Hepatitis C virus genetic variability and evolution

Abstract

Hepatitis C virus (HCV) has infected over 170 million people worldwide and creates a huge disease burden due to chronic, progressive liver disease. HCV is a single-stranded, positive sense, RNA virus, member of the Flaviviridae family. The high error rate of RNA-dependent RNA polymerase and the pressure exerted by the host immune system, has driven the evolution of HCV into 7 different genotypes and more than 67 subtypes. HCV evolves by means of different mechanisms of genetic variation. On the one hand, its high mutation rates generate the production of a large number of different but closely related viral variants during infection, usually referred to as a quasispecies. The great quasispecies variability of HCV has also therapeutic implications since the continuous generation and selection of resistant or fitter variants within the quasispecies spectrum might allow viruses to escape control by antiviral drugs. On the other hand HCV exploits recombination to ensure its survival. This enormous viral diversity together with some host factors has made it difficult to control viral dispersal. Current treatment options involve pegylated interferon-α and ribavirin as dual therapy or in combination with a direct-acting antiviral drug, depending on the country. Despite all the efforts put into antiviral therapy studies, eradication of the virus or the development of a preventive vaccine has been unsuccessful so far. This review focuses on current available data reported to date on the genetic mechanisms driving the molecular evolution of HCV populations and its relation with the antiviral therapies designed to control HCV infection.

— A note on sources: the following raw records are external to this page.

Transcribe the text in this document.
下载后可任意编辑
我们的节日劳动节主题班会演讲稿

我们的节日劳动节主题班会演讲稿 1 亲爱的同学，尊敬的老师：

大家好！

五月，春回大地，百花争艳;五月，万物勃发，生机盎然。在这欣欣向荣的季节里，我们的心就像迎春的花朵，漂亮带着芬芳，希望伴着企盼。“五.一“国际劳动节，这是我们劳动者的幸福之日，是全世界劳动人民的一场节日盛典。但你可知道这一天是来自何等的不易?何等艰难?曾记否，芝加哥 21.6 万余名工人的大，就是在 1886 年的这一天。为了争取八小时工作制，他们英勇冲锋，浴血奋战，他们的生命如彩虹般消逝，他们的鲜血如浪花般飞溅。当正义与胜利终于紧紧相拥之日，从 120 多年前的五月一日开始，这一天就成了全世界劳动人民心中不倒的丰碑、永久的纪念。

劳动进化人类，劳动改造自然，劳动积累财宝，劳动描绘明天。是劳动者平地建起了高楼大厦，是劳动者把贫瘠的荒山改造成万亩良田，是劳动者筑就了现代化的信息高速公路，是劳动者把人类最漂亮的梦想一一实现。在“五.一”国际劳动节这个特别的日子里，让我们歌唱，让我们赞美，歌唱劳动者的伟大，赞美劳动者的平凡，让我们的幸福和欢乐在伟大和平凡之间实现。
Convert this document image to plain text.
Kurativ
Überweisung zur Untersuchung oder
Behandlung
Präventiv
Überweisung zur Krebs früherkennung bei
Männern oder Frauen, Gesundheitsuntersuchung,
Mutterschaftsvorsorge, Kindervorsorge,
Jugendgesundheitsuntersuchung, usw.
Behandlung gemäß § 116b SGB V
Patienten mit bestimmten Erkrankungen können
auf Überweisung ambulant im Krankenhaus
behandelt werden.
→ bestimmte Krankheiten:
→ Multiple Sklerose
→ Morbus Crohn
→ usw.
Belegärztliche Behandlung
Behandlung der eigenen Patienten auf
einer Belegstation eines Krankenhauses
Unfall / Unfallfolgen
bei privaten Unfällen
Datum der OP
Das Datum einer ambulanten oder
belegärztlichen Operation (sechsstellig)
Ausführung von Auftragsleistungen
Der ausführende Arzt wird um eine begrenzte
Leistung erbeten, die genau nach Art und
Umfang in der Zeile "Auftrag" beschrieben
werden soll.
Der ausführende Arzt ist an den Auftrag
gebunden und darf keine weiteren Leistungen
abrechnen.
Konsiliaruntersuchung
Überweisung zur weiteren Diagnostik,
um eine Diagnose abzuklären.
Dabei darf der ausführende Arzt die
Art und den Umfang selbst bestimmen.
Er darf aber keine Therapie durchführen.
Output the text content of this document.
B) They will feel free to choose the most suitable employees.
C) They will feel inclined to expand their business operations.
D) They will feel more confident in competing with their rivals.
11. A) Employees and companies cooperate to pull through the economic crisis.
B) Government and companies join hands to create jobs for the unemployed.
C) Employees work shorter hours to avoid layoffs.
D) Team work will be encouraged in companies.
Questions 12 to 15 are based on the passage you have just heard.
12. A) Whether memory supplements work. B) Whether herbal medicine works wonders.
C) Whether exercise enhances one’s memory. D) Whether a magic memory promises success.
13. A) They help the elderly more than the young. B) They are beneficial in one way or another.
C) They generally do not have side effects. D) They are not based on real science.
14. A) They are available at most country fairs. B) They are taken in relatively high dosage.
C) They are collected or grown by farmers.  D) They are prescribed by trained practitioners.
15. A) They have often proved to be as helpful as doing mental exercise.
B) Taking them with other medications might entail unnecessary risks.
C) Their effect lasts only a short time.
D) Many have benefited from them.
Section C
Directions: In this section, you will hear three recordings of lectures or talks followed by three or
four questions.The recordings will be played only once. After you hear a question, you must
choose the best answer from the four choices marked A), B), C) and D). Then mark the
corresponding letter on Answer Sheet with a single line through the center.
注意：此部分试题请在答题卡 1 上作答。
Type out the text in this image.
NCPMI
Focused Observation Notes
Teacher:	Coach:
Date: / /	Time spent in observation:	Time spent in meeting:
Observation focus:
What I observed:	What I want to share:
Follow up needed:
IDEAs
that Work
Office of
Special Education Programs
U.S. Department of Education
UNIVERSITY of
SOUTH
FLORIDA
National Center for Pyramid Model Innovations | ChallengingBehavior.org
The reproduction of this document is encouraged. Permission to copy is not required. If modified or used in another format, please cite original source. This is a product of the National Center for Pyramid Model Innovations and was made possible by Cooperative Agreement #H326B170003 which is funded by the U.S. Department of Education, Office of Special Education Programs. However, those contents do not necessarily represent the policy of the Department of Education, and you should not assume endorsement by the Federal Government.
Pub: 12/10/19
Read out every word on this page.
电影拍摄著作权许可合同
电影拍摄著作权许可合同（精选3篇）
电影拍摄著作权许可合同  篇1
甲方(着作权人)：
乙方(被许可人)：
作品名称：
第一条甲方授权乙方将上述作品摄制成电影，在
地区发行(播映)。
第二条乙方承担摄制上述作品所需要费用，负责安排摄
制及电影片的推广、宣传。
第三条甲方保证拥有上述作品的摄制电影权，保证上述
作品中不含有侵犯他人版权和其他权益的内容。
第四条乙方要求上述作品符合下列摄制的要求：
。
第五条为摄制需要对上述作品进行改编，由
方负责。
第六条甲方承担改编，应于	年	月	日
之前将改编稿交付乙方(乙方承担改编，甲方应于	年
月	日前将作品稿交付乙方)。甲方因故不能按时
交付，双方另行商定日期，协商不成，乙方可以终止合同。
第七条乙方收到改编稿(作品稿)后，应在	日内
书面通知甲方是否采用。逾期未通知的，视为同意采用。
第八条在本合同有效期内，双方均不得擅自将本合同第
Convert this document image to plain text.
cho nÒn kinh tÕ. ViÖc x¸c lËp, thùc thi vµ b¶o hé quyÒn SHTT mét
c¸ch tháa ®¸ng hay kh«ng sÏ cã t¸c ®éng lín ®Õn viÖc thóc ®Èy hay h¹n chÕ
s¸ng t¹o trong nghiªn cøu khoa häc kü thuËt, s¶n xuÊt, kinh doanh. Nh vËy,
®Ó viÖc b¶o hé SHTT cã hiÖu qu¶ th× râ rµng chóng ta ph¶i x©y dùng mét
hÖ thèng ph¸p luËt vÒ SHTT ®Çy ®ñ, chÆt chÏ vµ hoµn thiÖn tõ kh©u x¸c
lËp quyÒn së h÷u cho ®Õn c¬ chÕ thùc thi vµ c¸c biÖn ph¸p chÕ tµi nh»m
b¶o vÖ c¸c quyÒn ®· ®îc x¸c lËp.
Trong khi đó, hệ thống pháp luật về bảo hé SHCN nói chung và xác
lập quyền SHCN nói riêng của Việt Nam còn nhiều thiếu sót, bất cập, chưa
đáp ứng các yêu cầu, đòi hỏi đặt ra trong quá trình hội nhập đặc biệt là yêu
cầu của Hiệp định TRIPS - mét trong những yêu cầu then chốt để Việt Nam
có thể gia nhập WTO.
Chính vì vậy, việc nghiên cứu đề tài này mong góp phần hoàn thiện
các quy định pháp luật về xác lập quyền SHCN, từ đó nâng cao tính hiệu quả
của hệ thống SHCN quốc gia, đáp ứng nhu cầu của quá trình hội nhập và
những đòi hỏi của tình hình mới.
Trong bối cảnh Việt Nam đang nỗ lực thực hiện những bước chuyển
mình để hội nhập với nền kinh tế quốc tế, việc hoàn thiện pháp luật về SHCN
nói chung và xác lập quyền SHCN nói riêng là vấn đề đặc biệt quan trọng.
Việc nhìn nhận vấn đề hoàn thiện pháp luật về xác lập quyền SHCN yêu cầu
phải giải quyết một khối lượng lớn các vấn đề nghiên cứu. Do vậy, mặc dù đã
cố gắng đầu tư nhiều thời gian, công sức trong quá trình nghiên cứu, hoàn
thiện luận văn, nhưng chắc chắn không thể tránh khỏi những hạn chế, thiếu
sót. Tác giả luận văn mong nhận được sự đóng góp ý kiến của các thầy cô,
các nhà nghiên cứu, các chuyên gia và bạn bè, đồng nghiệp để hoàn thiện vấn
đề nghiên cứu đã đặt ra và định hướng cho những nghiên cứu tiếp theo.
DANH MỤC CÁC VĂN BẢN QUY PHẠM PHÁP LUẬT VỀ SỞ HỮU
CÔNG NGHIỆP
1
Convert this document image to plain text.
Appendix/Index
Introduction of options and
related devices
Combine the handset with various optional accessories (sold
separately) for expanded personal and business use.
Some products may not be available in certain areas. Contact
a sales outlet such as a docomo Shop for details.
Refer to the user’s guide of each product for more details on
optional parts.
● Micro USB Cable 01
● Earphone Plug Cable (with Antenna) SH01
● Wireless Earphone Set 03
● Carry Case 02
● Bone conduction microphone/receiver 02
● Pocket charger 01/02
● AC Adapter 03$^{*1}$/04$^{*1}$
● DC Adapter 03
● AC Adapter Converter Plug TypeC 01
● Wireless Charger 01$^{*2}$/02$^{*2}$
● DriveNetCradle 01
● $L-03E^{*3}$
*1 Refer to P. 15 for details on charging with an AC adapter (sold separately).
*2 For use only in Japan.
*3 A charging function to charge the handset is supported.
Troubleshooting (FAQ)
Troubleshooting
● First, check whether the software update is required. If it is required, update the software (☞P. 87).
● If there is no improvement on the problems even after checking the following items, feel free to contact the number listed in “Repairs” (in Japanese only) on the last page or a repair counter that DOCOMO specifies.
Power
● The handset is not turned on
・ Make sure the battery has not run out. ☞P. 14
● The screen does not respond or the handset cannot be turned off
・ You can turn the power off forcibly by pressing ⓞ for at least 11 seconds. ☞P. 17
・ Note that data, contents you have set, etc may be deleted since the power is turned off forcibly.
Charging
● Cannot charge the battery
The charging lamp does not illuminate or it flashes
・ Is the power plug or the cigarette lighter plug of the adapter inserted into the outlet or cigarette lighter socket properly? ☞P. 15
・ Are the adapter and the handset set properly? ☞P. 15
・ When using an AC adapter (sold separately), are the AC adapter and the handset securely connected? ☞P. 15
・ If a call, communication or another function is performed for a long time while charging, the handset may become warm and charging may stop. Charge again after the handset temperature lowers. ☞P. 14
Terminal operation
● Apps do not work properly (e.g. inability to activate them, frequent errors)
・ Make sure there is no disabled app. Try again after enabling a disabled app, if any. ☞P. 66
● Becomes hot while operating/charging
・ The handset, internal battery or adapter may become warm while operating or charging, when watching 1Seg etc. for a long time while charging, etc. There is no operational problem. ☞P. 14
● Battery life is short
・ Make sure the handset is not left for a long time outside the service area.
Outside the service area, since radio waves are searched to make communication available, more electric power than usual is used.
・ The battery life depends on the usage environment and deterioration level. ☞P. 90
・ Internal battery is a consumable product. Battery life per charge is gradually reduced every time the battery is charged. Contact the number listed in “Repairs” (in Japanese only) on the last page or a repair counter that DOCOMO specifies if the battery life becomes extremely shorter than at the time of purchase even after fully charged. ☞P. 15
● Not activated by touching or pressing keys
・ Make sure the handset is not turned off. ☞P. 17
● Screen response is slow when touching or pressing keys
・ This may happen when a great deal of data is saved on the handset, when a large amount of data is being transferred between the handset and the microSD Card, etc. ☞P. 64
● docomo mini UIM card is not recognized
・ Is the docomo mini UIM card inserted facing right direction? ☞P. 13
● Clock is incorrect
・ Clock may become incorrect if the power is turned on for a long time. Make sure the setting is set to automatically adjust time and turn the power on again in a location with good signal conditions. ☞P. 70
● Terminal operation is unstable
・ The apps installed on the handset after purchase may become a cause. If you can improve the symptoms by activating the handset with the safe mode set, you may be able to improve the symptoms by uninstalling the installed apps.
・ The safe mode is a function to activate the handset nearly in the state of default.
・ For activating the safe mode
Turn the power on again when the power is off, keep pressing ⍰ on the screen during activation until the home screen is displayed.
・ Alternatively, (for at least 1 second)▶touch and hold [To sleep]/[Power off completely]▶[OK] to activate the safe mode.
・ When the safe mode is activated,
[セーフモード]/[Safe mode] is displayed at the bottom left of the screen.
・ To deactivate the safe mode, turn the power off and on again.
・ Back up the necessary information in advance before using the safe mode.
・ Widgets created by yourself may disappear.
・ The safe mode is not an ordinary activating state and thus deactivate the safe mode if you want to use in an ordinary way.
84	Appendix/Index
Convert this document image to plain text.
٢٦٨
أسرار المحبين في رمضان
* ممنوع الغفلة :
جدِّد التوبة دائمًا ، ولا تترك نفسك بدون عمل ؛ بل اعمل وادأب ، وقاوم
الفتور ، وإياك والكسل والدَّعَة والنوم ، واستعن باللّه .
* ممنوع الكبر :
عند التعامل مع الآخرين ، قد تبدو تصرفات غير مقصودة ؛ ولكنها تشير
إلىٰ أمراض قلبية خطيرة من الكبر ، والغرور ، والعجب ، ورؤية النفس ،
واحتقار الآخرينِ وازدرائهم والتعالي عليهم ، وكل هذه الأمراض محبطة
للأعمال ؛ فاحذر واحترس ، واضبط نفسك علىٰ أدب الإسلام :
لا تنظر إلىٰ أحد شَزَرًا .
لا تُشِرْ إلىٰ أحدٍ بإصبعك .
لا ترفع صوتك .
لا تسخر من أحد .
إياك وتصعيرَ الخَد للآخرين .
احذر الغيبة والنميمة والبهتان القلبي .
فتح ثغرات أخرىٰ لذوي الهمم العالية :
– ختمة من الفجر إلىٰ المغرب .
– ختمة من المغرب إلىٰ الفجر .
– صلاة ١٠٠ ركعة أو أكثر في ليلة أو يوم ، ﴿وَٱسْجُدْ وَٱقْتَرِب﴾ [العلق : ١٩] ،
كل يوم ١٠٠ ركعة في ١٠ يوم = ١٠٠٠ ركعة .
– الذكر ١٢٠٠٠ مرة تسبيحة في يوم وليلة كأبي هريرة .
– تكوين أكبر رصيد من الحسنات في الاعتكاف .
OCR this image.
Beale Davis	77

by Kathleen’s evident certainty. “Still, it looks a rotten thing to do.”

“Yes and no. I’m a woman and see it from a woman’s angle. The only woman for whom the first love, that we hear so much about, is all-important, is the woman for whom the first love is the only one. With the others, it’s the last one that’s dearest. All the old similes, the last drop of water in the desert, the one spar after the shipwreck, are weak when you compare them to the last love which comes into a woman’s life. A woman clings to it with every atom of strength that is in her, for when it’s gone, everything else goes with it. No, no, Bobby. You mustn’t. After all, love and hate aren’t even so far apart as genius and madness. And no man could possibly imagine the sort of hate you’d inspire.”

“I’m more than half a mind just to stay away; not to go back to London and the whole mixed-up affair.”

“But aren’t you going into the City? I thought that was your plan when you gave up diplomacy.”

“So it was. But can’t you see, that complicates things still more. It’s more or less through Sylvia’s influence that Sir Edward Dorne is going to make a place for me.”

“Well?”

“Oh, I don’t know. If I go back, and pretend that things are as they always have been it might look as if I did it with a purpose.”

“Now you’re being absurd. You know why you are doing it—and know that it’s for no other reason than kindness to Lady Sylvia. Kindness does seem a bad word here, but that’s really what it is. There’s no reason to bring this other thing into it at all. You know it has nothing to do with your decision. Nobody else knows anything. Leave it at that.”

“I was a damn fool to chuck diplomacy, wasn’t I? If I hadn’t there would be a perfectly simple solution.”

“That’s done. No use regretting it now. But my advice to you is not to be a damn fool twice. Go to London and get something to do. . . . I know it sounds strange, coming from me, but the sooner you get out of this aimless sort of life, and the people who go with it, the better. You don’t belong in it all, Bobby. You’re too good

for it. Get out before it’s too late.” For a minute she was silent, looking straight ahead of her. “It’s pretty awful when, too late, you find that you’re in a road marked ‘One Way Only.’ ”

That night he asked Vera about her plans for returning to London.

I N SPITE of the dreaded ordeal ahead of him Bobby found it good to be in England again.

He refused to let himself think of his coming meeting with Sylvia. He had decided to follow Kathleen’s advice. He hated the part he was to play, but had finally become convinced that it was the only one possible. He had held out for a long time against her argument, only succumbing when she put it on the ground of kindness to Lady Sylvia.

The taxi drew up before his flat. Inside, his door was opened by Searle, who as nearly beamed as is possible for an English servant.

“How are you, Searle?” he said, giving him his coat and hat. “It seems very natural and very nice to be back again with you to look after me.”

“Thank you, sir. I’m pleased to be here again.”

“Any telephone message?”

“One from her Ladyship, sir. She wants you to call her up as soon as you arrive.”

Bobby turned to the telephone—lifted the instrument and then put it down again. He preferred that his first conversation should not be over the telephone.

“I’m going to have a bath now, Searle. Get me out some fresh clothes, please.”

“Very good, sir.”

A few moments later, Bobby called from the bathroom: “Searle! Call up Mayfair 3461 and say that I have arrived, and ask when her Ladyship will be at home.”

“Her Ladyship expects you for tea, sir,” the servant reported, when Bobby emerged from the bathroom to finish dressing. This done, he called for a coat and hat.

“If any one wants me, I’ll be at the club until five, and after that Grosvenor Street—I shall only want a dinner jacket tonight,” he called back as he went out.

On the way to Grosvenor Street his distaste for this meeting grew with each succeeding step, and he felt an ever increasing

Keywords: Antiviral therapy; Evolution; Hepatitis C virus; Quasispecies; RNA; Recombination.

Figure 1

Organisation of hepatitis C virus genome and hepatitis C virus polyprotein processing. Schematic representation of the 9.6 kb positive-stranded RNA genome. Simplified RNA secondary structures in the 5’ and 3’ non-coding regions (NCRs) are shown. Internal ribosome entry site (IRES)-mediated translation produces a polyprotein precursor that is processed into the mature structural and non-structural proteins. Nucleotide positions are shown by numbers on the upper part of the scheme. Amino acid positions are shown by numbers in the lower part of the scheme. The coding region is depicted by rectangles showing the corresponding encoded proteins. Solid arrowheads denote cleavages by the endoplasmic reticulum signal peptidase. The open arrowhead indicates further C-terminal processing of the core protein by signal peptide peptidase. Red stars indicate cleavages by the hepatitis C virus NS2 and NS3-4A proteases.

Figure 2

Evolutionary tree of the seven genotypes and all known subtypes of hepatitis C virus. The tree was constructed using the maximum likelihood method using GTR + I + G (general time-reversible substitution model considering invariable sites and gamma distribution) as the nucleotide substitution model that best fitted the data using a 307-nucleotide sequence from the NS5B-coding region. Sequences used for the construction of this phylogenetic tree were extracted from Yusim et al[155].

Figure 3

Viral quasispecies. A virus replicating with a high mutation rate will generate a diverse mutant repertoire over the course of a few generations. In this schematic representation, a “parental” viral genome (black filled circle) gives rise to different variants (coloured squares, prisms and stars), each linked to another one by a point mutation. The concentric circles represent replication cycles. The resulting distribution is often referred to as quasispecies “Cloud”.